Tesla said it still expects to deliver between 360,000 and 400,000 vehicles this year. The first quarter production figures lagged the 86,555 vehicles that Tesla manufactured during the final three months of last year when the company was scrambling to make more cars.
That push helped Tesla post a profit in consecutive quarters for the first time in its 15 year history.
Musk has already warned investors that the company will lose money during this year’s first quarter amid cost-cutting needed to lower the price of its Model 3, its first electric car designed for the mass market.
The company produced 62,950 Model 3s in this year’s first quarter, up 1.6% from 61,934 in the prior three months.
Musk has acknowledged that Tesla’s hopes of becoming a consistent moneymaker are riding on the success of the Model 3 and a sport utility vehicle called the Model Y scheduled to be released next year. And for those vehicles to become hits, Tesla will have to be able to produce them in high volumes.
The news weighed on the stock price.
A Competitor Emerges
Meanwhile, another automaker reported adjusted profit hit 44 cents per share, well above the $0.27 average analysts polled by Refinitiv projected. Ford (NYSE: F) is now at an important resistance level on the chart.
CNBC noted that the company is investing heavily in electric vehicles.
“[Ford] also hopes to become more nimble by learning from some of its partners, including Rivian. Ford invested $500 million in the Detroit-based battery-electric vehicle startup this week. The alliance will let Ford use Rivian’s skateboard-like platform for at least one, and likely several, future products.
“We are learning a lot from this wonderful company and their fresh approach,” said [one analyst], especially when it comes to operating at Silicon Valley speeds.
In turn, Rivian’s CEO R.J. Scaringe expects his own team to learn about high-volume manufacturing from the company that invented the movable assembly line.
The $500 million Ford plans to invest in Rivian comes on top of another $11 billion that it last year said would be spent to begin electrifying its line-up.
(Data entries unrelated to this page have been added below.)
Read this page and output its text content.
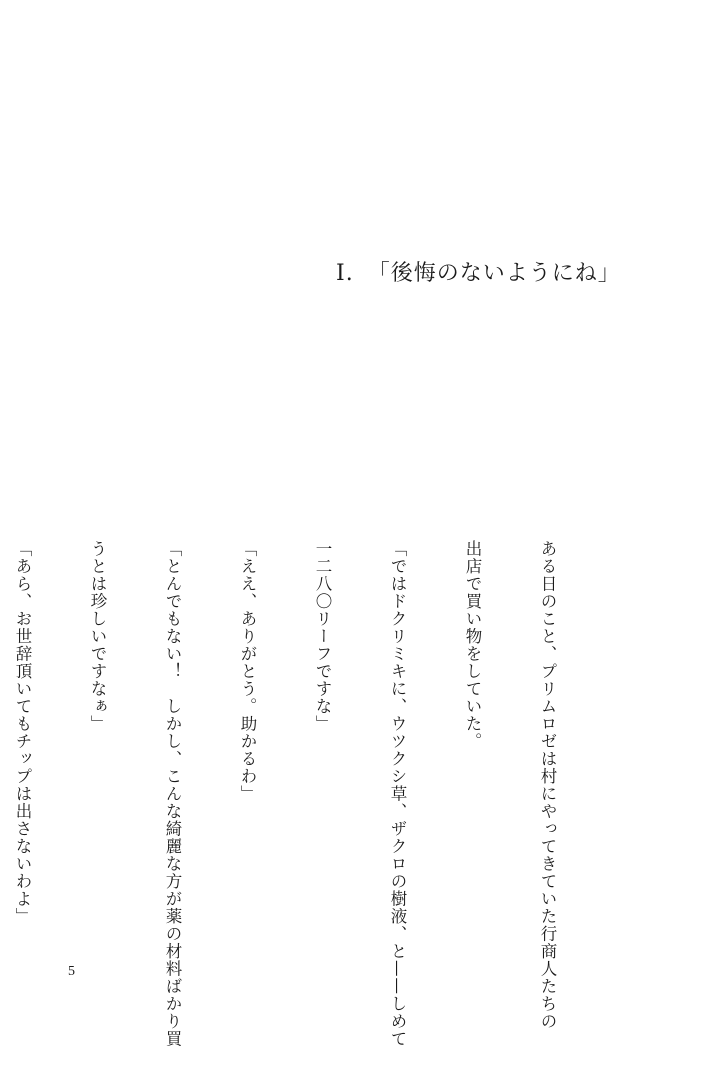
I. 「後悔のないようにね」

ある日のこと、プリムロゼは村にやってきていた行商人たちの

出店で買い物をしていた。

「ではドクリミキに、ウツクシ草、ザクロの樹液、と——しめて

一二八〇リーフですな」

「ええ、ありがとう。助かるわ」

「とんでもない！　しかし、こんな綺麗な方が薬の材料ばかり買

うとは珍しいですなぁ」

「あら、お世辞頂いてもチップは出さないわよ」

5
Ford was an early pioneer in battery propulsion but has fallen behind rivals like Tesla, as well as GM and VW. It will only launch its first long-range electric vehicle – a high-performance crossover influenced by the Mustang – next year.
Ford also has been ramping up its spending on self-driving vehicle technology. Among other things, it invested $1 billion in Argo AI. With the startup’s help, Ford’s autonomous program is now considered one of the most advanced in the industry, according to Navigant Research.
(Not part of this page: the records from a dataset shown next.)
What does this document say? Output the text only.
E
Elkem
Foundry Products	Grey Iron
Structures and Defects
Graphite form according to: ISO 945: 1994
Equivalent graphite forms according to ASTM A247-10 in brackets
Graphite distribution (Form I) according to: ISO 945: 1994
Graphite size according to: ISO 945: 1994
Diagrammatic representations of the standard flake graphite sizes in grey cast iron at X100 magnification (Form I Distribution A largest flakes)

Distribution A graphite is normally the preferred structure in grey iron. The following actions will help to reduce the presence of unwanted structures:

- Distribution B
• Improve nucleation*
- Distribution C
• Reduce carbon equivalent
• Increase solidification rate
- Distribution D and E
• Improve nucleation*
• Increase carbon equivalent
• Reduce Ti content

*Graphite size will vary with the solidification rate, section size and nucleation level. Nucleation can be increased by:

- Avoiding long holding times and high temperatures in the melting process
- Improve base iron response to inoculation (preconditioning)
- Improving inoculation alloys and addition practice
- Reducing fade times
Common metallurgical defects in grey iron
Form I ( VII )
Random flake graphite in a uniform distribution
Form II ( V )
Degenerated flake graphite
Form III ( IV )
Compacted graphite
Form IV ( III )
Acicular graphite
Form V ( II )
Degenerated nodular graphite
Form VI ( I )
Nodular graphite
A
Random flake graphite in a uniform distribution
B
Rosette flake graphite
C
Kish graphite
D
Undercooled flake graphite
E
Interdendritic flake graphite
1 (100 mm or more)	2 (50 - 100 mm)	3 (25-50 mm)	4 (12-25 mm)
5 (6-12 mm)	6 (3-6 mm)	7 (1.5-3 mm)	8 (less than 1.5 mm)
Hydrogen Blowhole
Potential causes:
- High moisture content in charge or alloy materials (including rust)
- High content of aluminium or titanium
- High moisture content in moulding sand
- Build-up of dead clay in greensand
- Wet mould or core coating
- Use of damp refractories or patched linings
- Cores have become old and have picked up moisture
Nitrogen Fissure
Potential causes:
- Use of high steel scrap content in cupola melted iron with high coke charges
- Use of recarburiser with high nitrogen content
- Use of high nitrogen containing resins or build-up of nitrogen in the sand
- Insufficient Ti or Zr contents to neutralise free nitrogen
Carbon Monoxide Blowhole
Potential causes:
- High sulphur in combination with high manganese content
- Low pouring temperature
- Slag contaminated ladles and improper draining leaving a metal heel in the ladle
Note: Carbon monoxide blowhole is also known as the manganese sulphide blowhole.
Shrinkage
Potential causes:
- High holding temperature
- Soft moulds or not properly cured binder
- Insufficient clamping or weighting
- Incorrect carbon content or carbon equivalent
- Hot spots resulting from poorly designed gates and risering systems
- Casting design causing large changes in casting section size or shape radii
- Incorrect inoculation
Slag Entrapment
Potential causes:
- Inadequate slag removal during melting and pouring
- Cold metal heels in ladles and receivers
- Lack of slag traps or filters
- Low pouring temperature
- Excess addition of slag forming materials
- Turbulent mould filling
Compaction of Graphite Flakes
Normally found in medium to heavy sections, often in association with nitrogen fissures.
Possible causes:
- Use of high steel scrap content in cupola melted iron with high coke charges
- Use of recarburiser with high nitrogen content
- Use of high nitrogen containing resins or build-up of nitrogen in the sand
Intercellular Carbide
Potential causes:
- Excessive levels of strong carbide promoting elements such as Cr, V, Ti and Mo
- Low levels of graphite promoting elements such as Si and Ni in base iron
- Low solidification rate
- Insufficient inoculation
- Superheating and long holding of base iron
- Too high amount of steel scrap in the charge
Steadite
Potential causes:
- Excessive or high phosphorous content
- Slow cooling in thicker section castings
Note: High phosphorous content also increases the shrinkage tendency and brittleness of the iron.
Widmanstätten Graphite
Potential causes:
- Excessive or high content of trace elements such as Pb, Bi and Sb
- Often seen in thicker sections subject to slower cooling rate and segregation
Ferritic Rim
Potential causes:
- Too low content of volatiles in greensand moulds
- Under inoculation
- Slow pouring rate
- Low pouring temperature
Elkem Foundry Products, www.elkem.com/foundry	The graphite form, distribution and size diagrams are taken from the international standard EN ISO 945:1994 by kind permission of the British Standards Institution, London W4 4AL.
It lags behind only such leaders as Alphabet’s Waymo and GM’s Cruise Automation.
Significantly, Ford is ramping up the number of places it is testing self-driving prototypes, Farley noted during the Thursday earnings call. While places like Phoenix and Silicon Valley have become ground zero for most of those working on autonomous technology, Ford has chosen places with challenging weather and traffic conditions that push the technology to its limits.
“We are picking cities like Miami (and Washington, D.C.) that are very complex,” said [an analyst].
One of the concerns that has nagged analysts and investors has been how Ford – or any of its competitors – will turn money-losing battery car and autonomous vehicle programs into profit centers.
That’s something the recent management realignment is meant to address, [management] said in an interview. The changes will allow it to focus on what it can do to make money now while developing the businesses it will need in the future.”
Analyst caution that the automaker faces a “volatile environment with very strong competition.”
Indeed, a closer look at the first-quarter numbers reveals that while Ford performed well in its North American home – margins there climbing nearly a full point, to 8.7% – it faced significant problems in every other key market, from Europe to China.
While “there’s still some skepticism remaining,” Morningstar’s auto analyst David Whiston said, “sentiment has improved.”
Whiston, who currently rates Ford a buy, points to several positive factors, including the cuts now underway in Europe and South America, which should help profits in the future, and a broad product rollout, which could excite new buyers.
It seems investors are finally cheering the risky bets Ford is making to shift away from sedans and to invest in new technologies. And it comes at a time when the market is growing more wary of rival Tesla, which saw a sharp selloff after its earnings. The result: Ford’s market capitalization is now greater than Tesla’s for the first time since April 2017.
The long-term chart below shows Ford Motor Company (NYSE: F) is in a downtrend.
Investors should expect volatility as the company enters new markets. However, the investors in F may see better returns and less volatility than investors in TSLA while achieving exposure to the electric and autonomous vehicle markets more closely associated with Tesla.
Overall, F could simply be a safer way to trade these emerging technologies.